What is starting? The blanket ban on e-cigarettes the OP is worried about? How would treating e-cigarettes like regular cigarettes lead to that?
The OP is claiming that people are trying to flat-out ban e-cigs, thereby depriving cigarette smokers of a safer alternative. Limiting e-cigs in the same way cigarettes are limited may or may not make sense, but there’s no way to argue that current smokers’ health would be impacted: if they’re not willing to stand outside to smoke their e-cigarette, why would they be willing to stand outside to smoke a regular cigarette?
Well, they might be willing to make more sacrifices for a regular cigarette because they’re, you know, actual cigarettes. I smoke and I tried an e-cig for a while and it just wasn’t the same.
Not to mention that being banished to the smoking area when you are trying to move away from smoking really sucks. It puts you back into the world of second hand smoke and smelly clothes that you were trying to leave.
The argument would be that if they’re going to have to go outside anyway, they’ll just go for the tobacco as per usual. Allowing e-cigs indoors adds an additional convenience incentive to switching.
Which would be great if we knew them to be safer than regular cigarettes, but we don’t know that yet. We don’t really know anything much one way or another regarding their safety compared to regular cigarettes.

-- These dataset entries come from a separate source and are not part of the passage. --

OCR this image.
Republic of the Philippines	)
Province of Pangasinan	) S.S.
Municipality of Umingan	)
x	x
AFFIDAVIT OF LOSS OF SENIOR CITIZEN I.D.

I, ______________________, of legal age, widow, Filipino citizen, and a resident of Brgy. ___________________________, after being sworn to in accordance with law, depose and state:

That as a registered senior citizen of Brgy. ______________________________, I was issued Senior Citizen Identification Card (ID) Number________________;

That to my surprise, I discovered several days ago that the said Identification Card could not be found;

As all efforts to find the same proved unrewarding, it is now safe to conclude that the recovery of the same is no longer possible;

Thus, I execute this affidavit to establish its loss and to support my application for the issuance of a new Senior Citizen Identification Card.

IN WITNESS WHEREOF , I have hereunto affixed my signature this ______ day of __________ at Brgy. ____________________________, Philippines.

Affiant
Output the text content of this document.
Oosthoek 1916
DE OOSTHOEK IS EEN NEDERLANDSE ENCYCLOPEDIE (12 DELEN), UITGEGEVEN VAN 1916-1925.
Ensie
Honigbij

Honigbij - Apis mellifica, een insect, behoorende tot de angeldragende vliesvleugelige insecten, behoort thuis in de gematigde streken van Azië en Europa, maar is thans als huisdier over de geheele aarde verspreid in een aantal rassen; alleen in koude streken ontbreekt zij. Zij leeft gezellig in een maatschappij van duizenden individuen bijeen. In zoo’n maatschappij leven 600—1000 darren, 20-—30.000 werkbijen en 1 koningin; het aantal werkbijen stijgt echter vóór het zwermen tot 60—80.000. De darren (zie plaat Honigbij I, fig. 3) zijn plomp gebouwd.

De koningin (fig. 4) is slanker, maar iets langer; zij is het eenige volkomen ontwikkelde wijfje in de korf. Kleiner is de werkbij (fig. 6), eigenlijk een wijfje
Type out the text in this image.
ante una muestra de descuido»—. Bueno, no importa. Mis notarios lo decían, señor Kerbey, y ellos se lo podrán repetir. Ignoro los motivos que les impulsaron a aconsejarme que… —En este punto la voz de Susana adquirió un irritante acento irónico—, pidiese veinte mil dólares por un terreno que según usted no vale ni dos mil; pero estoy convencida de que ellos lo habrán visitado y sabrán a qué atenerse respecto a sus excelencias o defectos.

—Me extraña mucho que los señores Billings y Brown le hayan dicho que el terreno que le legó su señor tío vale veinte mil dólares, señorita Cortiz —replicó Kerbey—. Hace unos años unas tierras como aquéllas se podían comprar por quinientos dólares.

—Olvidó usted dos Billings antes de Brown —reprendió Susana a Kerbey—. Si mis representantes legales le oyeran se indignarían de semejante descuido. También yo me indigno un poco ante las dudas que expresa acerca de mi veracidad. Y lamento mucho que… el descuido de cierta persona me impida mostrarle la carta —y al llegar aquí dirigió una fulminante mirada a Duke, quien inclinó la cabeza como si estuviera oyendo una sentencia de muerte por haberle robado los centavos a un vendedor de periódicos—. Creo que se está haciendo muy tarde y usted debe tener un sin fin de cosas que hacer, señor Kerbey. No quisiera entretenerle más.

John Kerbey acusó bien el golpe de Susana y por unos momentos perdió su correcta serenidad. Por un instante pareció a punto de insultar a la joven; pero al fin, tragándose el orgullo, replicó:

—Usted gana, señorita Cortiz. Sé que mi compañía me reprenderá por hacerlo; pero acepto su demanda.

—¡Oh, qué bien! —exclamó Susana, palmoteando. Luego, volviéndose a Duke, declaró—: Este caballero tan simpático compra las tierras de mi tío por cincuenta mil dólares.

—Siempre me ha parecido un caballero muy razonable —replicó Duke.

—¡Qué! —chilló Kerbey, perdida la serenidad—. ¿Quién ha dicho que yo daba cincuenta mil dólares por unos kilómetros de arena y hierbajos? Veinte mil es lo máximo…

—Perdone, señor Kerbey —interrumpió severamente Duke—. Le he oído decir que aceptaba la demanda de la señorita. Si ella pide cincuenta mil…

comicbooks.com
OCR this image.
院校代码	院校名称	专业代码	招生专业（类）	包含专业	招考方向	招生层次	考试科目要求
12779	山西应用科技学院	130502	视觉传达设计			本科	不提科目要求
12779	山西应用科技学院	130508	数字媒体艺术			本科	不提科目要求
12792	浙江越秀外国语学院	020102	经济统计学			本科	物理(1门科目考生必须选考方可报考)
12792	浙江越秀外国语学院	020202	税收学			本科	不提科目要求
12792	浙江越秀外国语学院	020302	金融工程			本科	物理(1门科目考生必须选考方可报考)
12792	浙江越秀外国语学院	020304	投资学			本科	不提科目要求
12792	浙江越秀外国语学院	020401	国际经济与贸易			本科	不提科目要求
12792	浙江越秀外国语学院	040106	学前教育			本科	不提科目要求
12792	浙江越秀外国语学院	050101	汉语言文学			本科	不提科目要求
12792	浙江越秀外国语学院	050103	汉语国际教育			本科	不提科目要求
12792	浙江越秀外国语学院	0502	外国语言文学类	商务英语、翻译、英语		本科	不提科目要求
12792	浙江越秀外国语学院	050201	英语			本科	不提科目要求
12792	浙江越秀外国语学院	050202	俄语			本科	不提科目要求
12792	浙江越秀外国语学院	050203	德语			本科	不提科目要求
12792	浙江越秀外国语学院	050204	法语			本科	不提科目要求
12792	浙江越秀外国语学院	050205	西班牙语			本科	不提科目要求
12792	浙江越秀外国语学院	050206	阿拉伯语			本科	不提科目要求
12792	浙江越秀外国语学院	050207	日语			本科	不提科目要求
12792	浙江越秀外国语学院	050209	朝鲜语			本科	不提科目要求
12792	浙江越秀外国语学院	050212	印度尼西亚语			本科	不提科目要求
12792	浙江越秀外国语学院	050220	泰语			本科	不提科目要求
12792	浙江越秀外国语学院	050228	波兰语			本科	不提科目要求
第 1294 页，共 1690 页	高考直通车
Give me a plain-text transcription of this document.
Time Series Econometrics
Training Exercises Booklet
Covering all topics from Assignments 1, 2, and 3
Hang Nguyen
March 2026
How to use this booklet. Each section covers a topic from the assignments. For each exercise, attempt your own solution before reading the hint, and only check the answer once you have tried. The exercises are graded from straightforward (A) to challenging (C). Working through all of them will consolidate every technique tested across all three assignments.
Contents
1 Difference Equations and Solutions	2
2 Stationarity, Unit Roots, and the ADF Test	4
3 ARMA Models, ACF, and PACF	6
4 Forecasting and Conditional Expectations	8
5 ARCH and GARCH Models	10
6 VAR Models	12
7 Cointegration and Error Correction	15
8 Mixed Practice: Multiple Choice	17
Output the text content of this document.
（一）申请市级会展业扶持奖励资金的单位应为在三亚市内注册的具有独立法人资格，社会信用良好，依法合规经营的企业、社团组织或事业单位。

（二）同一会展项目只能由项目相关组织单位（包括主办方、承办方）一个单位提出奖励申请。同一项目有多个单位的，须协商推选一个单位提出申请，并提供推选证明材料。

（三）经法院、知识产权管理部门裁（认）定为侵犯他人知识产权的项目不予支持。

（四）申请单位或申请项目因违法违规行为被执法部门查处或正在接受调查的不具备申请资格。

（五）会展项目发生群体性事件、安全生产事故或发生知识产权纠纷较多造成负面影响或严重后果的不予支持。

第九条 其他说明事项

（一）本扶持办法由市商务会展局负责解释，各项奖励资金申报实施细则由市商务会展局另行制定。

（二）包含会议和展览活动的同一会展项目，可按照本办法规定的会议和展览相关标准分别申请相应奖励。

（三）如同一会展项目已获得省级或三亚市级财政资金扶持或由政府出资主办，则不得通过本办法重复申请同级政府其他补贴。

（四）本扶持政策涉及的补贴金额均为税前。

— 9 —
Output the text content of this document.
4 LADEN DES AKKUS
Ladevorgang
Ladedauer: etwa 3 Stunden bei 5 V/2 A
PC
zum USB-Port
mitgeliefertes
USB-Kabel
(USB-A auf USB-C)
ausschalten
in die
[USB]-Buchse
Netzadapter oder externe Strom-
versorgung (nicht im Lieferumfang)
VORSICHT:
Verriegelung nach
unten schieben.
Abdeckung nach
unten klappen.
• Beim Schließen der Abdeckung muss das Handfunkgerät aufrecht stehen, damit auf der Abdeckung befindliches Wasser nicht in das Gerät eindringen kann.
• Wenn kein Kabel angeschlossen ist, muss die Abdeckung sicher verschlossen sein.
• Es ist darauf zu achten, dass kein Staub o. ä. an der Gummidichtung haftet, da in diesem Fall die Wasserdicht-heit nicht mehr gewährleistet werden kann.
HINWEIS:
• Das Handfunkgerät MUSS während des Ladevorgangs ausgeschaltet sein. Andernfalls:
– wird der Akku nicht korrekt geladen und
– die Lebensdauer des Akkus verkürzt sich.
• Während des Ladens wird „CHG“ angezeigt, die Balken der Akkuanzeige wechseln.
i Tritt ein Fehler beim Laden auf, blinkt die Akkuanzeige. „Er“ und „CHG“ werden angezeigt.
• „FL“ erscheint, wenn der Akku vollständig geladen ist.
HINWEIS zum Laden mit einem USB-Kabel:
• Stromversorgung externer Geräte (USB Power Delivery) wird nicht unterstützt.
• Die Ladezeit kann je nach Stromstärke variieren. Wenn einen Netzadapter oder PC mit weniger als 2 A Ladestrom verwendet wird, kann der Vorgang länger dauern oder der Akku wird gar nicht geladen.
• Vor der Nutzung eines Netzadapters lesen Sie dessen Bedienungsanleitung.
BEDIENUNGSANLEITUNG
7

It would be a disaster to encourage people to switch by allowing people to use them indoors, then to discover they cause a really virulent form of throat cancer usually seen only among coal miners with HIV, and people who work with asbestos. My gut feeling, like everyone else’s, is that they’re safer, but a lot of things have had unexpected consequences.
That’s a reasonable argument for having looser restrictions on e-cigs as a way to encourage less tobacco use. The OP is claiming people want to deny smokers the option of e-cigarettes, though, not that people aren’t sufficiently encouraging the switch. The OP seems kind of dumb, though, so maybe we should just ignore him?
I hear you, but I would say that we know very well the ways in which an e-cigarette is safer than a tobacco cigarette, because we know what materials are in a tobacco cig that aren’t in an e-cig, and we know the risk factors that are associated with those materials. In other words, we know the harms that an e-cig removes. We know too what the two have in common – nicotine – and the effects of that.
It is indeed possible that there are as-yet-unidentified harms associated with an e-cig that are greater than those of a regular cig, and that those harms could outweigh the known benefits. To me, though, in light of the magnitude of the known benefits, it behooves those who would restrict e-cigs to suggest what those harms might be, or at least identify some hypothesis by which those harms might occur, before seeking to impose those restrictions.